Chapter 13. Translation memories

1. Translation memories in OmegaT
1.1. tmx folders - location and purpose
1.2. tmx backup
1.3. tmx files and language
1.4. Orphan segments
2. Reusing translation memories
2.1. Importing and exporting translation memories
2.2. Creating a translation memory for selected documents
2.3. Sharing translation memories
2.4. Using TMX with alternative language pairs
3. Sources with existing translations
4. Pseudo-translated memory
5. Upgrading translation memories

1. Translation memories in OmegaT

1.1. tmx folders - location and purpose

OmegaT projects can have translation memory files - i.e. files with the extension tmx - in five different places:

omegat folder

The omegat folder contains the project_save.tmx and possibly a number of backup TMX files. The project_save.tmx file contains all the segments that have been recorded in memory since you started the project. This file always exists in the project. Its contents will always be sorted alphabetically by the source segment.

main project folder

The main project folder contains 3 tmx files, project_name-omegat.tmx, project_name-level1.tmx and project_name-level2.tmx (project_name being the name of your project).

  • The level1 file contains only textual information.

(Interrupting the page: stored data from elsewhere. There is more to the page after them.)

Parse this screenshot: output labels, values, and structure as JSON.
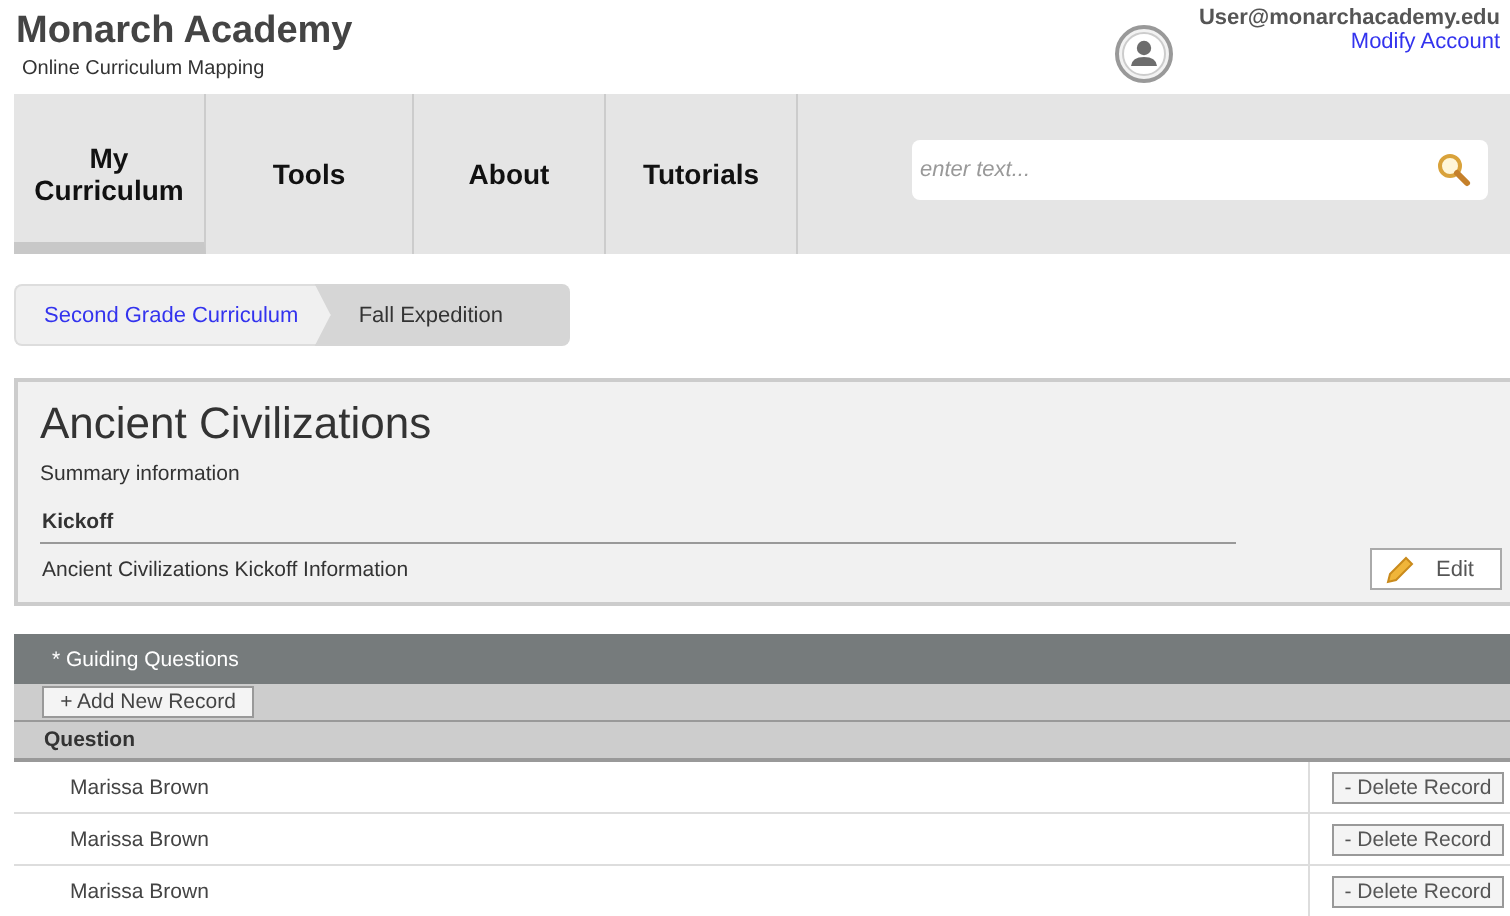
{
  "header": {
    "title": "Monarch Academy",
    "subtitle": "Online Curriculum Mapping",
    "user": "User@monarchacademy.edu",
    "account_link": "Modify Account"
  },
  "nav": {
    "tabs": [
      {
        "label": "My Curriculum",
        "selected": true
      },
      {
        "label": "Tools",
        "selected": false
      },
      {
        "label": "About",
        "selected": false
      },
      {
        "label": "Tutorials",
        "selected": false
      }
    ],
    "search": {
      "placeholder": "enter text..."
    }
  },
  "breadcrumb": [
    {
      "label": "Second Grade Curriculum",
      "selected": false
    },
    {
      "label": "Fall Expedition",
      "selected": true
    }
  ],
  "summary": {
    "title": "Ancient Civilizations",
    "subtitle": "Summary information",
    "section": "Kickoff",
    "text": "Ancient Civilizations Kickoff Information",
    "edit_button": "Edit"
  },
  "guiding_questions": {
    "title": "* Guiding Questions",
    "add_button": "+ Add New Record",
    "columns": [
      "Question"
    ],
    "rows": [
      {
        "question": "Marissa Brown",
        "action": "- Delete Record"
      },
      {
        "question": "Marissa Brown",
        "action": "- Delete Record"
      },
      {
        "question": "Marissa Brown",
        "action": "- Delete Record"
      }
    ]
  }
}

  • The level2 file encapsulates OmegaT specific tags in correct tmx tags so that the file can be used with its formatting information in a translation tool that supports tmx level 2 memories, or OmegaT itself.

  • The OmegaT file includes OmegaT specific formatting tags so that the file can be used in other OmegaT projects

These files are copies of the file project_save.tmx, i.e. of the project's main translation memory, excluding the so-called orphan segments. They carry appropriately changed names, so that its contents still remain identifiable, when used elsewhere, for instance in the tm subfolder of some other project (see below).

tm folder

The /tm/ folder can contain any number of ancillary translation memories - i.e. tmx files. Such files can be created in any of the three varieties indicated above. Note that other CAT tools can export (and import as well) tmx files, usually in all three forms. The best thing of course is to use OmegaT-specific TMX files (see above), so that the in-line formatting within the segment is retained.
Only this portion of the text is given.